22. 5271 sayılı Kanun’un “Tutuklama nedenleri” kenar başlıklı 100. maddesinin ilgili bölümü şöyledir:
“(1) Kuvvetli suç şüphesinin varlığını gösteren somut delillerin ve bir tutuklama nedeninin bulunması halinde, şüpheli veya sanık hakkında tutuklama kararı verilebilir. İşin önemi, verilmesi beklenen ceza veya güvenlik tedbiri ile ölçülü olmaması halinde, tutuklama kararı verilemez.
(2) Aşağıdaki hallerde bir tutuklama nedeni var sayılabilir:
a) Şüpheli veya sanığın kaçması, saklanması veya kaçacağı şüphesini uyandıran somut olgular varsa.
b) Şüpheli veya sanığın davranışları;
1. Delilleri yok etme, gizleme veya değiştirme,
2. Tanık, mağdur veya başkaları üzerinde baskı yapılması girişiminde bulunma,
Hususlarında kuvvetli şüphe oluşturuyorsa.
(3) Aşağıdaki suçların işlendiği hususunda kuvvetli şüphe sebeplerinin varlığı halinde, tutuklama nedeni var sayılabilir:
a) 26.9.2004 tarihli ve 5237 sayılı Türk Ceza Kanununda yer alan;
…
8. Uyuşturucu veya uyarıcı madde imal ve ticareti (madde 188),
...”
23. 5271 sayılı Kanun’un “Tutuklama kararı” kenar başlıklı 101. maddesinin (1) ve (2) numaralı fıkraları şöyledir:
“(1) Soruşturma evresinde şüphelinin tutuklanmasına Cumhuriyet savcısının istemi üzerine sulh ceza hâkimi tarafından, kovuşturma evresinde sanığın tutuklanmasına Cumhuriyet savcısının istemi üzerine veya re'sen mahkemece karar verilir. Bu istemlerde mutlaka gerekçe gösterilir ve adlî kontrol uygulamasının yetersiz kalacağını belirten hukukî ve fiilî nedenlere yer verilir.
(2) (Değişik: 2/7/2012-6352/97 md.) Tutuklamaya, tutuklamanın devamına veya bu husustaki bir tahliye isteminin reddine ilişkin kararlarda;
a) Kuvvetli suç şüphesini,
b) Tutuklama nedenlerinin varlığını,
c) Tutuklama tedbirinin ölçülü olduğunu,
gösteren deliller somut olgularla gerekçelendirilerek açıkça gösterilir.

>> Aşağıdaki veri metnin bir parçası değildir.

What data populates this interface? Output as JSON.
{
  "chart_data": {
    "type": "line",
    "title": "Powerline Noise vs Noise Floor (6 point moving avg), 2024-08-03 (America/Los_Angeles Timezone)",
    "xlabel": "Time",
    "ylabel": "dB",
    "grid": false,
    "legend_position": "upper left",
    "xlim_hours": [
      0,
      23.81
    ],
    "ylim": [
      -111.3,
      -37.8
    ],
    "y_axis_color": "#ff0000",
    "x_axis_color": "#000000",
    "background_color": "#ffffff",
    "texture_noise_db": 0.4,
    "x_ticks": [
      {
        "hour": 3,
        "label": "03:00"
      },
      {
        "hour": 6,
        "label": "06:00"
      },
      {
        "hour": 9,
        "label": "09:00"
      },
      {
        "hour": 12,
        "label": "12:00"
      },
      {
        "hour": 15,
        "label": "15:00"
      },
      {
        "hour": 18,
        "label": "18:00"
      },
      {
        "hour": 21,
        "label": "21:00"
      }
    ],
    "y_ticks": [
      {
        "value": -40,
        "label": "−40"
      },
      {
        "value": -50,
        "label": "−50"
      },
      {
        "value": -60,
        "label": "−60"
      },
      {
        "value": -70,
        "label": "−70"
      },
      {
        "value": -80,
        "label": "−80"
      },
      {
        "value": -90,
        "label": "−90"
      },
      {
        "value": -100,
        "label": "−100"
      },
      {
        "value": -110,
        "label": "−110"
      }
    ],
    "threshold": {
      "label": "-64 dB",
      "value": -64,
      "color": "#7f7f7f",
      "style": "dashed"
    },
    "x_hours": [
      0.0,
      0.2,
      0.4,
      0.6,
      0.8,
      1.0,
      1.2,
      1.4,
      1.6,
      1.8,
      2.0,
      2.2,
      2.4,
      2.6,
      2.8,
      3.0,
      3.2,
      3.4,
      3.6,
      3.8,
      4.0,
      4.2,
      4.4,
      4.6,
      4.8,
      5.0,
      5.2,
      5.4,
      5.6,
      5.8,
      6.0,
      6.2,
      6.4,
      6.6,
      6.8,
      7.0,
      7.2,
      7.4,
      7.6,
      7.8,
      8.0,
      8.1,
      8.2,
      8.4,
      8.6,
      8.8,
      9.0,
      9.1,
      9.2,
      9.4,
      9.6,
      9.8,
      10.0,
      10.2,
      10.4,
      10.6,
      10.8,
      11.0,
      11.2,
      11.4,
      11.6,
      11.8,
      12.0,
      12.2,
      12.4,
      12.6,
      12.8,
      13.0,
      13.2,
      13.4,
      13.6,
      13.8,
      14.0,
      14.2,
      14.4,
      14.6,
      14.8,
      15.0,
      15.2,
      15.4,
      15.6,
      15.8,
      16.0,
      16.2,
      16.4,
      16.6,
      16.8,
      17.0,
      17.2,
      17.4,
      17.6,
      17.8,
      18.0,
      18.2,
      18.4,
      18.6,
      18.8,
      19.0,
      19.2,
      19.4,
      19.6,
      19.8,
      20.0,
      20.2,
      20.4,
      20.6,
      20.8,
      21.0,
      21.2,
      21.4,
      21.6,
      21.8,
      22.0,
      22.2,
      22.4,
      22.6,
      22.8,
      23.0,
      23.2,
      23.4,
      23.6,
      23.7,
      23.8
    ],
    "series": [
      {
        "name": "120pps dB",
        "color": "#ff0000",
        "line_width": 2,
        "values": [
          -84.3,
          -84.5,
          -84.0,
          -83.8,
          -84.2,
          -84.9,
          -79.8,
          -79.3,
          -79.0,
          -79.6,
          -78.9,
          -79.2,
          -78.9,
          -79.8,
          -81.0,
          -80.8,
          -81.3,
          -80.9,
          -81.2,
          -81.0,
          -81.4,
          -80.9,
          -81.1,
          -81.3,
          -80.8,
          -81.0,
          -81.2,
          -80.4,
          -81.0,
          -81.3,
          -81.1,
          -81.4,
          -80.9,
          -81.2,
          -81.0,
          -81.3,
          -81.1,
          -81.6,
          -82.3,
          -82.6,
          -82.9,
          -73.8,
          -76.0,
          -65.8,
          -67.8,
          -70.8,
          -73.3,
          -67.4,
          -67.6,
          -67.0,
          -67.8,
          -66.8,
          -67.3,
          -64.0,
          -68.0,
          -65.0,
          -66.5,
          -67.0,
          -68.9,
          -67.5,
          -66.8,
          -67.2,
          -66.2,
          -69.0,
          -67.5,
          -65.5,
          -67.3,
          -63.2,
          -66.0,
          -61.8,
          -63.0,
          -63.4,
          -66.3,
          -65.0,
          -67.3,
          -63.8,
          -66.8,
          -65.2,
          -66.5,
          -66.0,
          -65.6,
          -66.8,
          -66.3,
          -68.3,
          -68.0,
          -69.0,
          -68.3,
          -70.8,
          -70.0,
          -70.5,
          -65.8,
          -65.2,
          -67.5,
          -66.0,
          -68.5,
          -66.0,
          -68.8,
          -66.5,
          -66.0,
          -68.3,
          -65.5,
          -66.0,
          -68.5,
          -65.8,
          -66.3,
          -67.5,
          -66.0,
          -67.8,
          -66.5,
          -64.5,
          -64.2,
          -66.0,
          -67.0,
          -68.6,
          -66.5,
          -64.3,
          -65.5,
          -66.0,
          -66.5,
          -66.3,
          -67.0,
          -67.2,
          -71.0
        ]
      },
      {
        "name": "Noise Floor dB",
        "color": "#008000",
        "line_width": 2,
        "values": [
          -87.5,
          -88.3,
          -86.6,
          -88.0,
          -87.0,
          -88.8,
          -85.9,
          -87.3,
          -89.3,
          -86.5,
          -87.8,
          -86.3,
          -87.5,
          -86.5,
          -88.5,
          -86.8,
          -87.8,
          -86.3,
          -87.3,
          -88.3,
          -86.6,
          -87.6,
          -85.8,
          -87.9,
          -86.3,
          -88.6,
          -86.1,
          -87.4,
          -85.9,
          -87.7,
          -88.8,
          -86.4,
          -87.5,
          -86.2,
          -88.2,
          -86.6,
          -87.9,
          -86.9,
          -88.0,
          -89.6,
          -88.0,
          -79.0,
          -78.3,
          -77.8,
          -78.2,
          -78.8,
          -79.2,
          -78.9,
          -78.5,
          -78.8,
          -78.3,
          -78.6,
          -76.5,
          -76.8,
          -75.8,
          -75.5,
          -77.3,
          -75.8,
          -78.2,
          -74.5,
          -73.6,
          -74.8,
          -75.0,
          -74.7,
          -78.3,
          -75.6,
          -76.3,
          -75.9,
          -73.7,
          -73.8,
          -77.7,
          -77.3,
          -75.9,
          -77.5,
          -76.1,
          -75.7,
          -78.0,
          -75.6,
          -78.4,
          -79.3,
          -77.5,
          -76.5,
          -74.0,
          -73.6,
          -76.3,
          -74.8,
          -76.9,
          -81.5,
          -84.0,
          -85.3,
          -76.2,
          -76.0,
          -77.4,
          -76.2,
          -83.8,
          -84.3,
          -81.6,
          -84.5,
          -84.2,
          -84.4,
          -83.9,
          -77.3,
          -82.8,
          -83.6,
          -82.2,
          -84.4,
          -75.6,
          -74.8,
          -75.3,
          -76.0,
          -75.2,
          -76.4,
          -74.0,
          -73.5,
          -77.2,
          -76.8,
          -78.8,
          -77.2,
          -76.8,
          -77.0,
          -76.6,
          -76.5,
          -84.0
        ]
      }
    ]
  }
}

Kararın içeriği şüpheli veya sanığa sözlü olarak bildirilir, ayrıca bir örneği yazılmak suretiyle kendilerine verilir ve bu husus kararda belirtilir.”
24. 5271 sayılı Kanun’un “Şüpheli veya sanığın salıverilme istemleri” kenar başlıklı 104. maddesinin (1) ve (2) numaralı fıkraları şöyledir:
“(1) Soruşturma ve kovuşturma evrelerinin her aşamasında şüpheli veya sanık salıverilmesini isteyebilir.
(2) Şüpheli veya sanığın tutukluluk hâlinin devamına veya salıverilmesine hâkim veya mahkemece karar verilir. Ret kararına itiraz edilebilir.”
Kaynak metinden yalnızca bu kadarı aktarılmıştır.